Ensuite, c’est l’expression du « mal du siècle », qui représente tous les maux qui sont l’objet du mécontentement de l’auteur. Par les personnages de Valjean, Cosette et Fantine, Hugo dénonce la misère du monde paysan. A travers le personnage de Fantine, la « fille-mère », Hugo fait ressortir l’infortune des jeunes filles paysannes qui cherchaient à gagner leur vie, en se rendant à Paris. Fantine, jadis jeune et jolie fille : «Fantine était belle et resta pure le plus longtemps qu'elle put. C'était une jolie blonde avec de belles dents.Elle avait de l'or et des perles pour dot… » Se verra poursuivie par le malheur : délaissée par son amoureux, victime de la rapacité des Thénardier et de la rigueur de Javert, et abandonnée avec une fillette dont elle ne peut s’occuper. Fantine est réduite à la misère, et comme l’auteur le décrit si vraisemblablement, elle avait « une loque qu’elle appelait sa couverture, un matelas à terre et une chaise dépaillée ».

Ensuite, il y’a la passion dans la description des personnages, paysages et scènes. Les œuvres romantiques s’appesantissent sur les détails qui rendent l’intrigue encore plus réelle et vraisemblable. Voici, à titre d’exemple, une description que l’auteur fait de Jean Valjean, a son entrée dans a Digne : « C’était un homme de moyenne taille, trapu et robuste, dans la force de l’âge…Une casquette à visière de cuir rabattue cachait en partie son visage brûlé par le soleil et le hâle et ruisselant de sueur. Sa chemise de grosse toile jaune, rattachée au col par une petite ancre d’argent, laissait voir sa poitrine velue ; il avait une cravate tordue en corde, un pantalon de coutil bleu, usé et râpé, blanc à un genou, troué à l’autre, une vieille blouse grise en haillons, rapiécée à l’un des coudes d’un morceau de drap vert cousu avec de la ficelle… La sueur, la chaleur, le voyage à pied, la poussière, ajoutaient je ne sais quoi de sordide à cet ensemble délabré. Les cheveux…semblaient n’avoir pas été coupés depuis quelque temps. » En fin de compte, Hugo réitère une fois de plus son statut d’écrivain engagé, en prenant position.

En somme, Les Misérables de Victor Hugo est un roman monumental, sans doute l’un de ses meilleurs ouvrages, dans lequel l’auteur accuse les inégalités sociales en France lors de la révolution. Le tout, en exposant au beau jour la misère de la condition ouvrière, représentée ici par les Misérables.
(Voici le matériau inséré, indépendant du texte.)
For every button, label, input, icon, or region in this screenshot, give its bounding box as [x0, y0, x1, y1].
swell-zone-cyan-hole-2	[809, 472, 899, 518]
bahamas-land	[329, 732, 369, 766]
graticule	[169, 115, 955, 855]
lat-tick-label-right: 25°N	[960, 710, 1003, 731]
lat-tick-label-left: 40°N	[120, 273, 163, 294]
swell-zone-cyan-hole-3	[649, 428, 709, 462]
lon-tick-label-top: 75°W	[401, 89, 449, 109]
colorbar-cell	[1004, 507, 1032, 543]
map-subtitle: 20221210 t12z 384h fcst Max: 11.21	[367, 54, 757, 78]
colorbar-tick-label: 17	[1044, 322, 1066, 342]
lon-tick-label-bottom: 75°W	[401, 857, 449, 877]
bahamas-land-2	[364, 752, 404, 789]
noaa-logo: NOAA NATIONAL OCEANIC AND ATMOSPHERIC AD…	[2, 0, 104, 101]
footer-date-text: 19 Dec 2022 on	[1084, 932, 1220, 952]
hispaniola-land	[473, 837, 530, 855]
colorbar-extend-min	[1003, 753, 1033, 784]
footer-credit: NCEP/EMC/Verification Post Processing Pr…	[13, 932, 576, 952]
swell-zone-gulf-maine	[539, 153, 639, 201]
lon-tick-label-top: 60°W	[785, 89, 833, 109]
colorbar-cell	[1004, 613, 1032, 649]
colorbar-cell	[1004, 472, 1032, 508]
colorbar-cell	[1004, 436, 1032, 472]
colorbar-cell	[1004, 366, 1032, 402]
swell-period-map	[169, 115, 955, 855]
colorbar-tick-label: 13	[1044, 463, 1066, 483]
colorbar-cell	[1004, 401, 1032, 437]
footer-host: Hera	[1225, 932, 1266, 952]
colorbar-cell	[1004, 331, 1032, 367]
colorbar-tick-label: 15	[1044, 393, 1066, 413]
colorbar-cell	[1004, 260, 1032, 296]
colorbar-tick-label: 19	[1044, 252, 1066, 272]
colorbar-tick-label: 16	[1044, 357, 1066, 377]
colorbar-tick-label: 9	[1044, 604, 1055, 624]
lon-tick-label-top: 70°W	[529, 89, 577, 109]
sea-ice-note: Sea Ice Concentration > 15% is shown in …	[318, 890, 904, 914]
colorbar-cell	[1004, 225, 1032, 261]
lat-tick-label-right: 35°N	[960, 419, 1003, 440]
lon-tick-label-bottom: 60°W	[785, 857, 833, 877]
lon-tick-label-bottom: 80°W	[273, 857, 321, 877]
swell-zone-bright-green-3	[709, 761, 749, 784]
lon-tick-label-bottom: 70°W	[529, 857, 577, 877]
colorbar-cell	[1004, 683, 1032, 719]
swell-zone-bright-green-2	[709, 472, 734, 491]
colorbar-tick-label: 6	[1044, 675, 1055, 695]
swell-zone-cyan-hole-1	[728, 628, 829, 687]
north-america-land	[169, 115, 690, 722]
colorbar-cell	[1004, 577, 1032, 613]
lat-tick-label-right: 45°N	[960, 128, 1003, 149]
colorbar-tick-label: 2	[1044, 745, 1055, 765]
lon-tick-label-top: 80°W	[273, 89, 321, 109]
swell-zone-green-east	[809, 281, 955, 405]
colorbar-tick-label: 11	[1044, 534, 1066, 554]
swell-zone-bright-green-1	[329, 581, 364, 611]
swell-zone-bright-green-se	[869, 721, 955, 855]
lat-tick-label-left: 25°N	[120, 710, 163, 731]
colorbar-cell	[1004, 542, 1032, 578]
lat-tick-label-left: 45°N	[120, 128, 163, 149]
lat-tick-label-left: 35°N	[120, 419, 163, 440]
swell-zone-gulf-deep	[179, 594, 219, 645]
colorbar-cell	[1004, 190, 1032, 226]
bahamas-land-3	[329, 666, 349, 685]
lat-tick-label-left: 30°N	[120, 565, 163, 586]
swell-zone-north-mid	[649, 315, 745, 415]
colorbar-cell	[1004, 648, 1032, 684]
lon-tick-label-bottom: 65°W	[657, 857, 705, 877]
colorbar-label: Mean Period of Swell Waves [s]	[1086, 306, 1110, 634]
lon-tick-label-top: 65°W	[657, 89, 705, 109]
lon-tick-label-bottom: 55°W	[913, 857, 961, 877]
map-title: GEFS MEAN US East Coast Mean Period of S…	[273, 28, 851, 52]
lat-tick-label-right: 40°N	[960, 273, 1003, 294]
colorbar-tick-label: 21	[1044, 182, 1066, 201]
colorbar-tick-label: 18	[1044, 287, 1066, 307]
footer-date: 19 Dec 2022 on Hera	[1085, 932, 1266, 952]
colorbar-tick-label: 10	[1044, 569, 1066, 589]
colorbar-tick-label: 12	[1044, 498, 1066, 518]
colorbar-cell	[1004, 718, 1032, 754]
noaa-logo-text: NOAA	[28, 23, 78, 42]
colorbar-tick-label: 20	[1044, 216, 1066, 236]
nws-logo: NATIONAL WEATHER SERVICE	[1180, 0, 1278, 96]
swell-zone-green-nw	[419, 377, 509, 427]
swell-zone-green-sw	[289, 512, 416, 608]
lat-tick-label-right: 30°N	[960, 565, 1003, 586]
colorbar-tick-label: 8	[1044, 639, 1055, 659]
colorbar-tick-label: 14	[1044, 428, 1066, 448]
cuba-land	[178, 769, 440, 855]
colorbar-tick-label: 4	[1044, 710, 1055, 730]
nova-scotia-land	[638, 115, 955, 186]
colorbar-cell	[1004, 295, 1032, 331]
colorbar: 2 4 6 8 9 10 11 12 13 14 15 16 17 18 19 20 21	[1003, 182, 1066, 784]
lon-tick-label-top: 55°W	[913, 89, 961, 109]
Hugo se fait porte-parole de ceux qui n’ont pas de voix et grâce au réalisme et à l’authenticité de cette œuvre, cette voix sera écoutée partout dans le monde ; rendant ainsi cet ouvrage l’un des plus grandes œuvres de la littérature française. Le roman Les Misérables fut l’objet de multiples adaptations cinématographiques et de comédies musicales.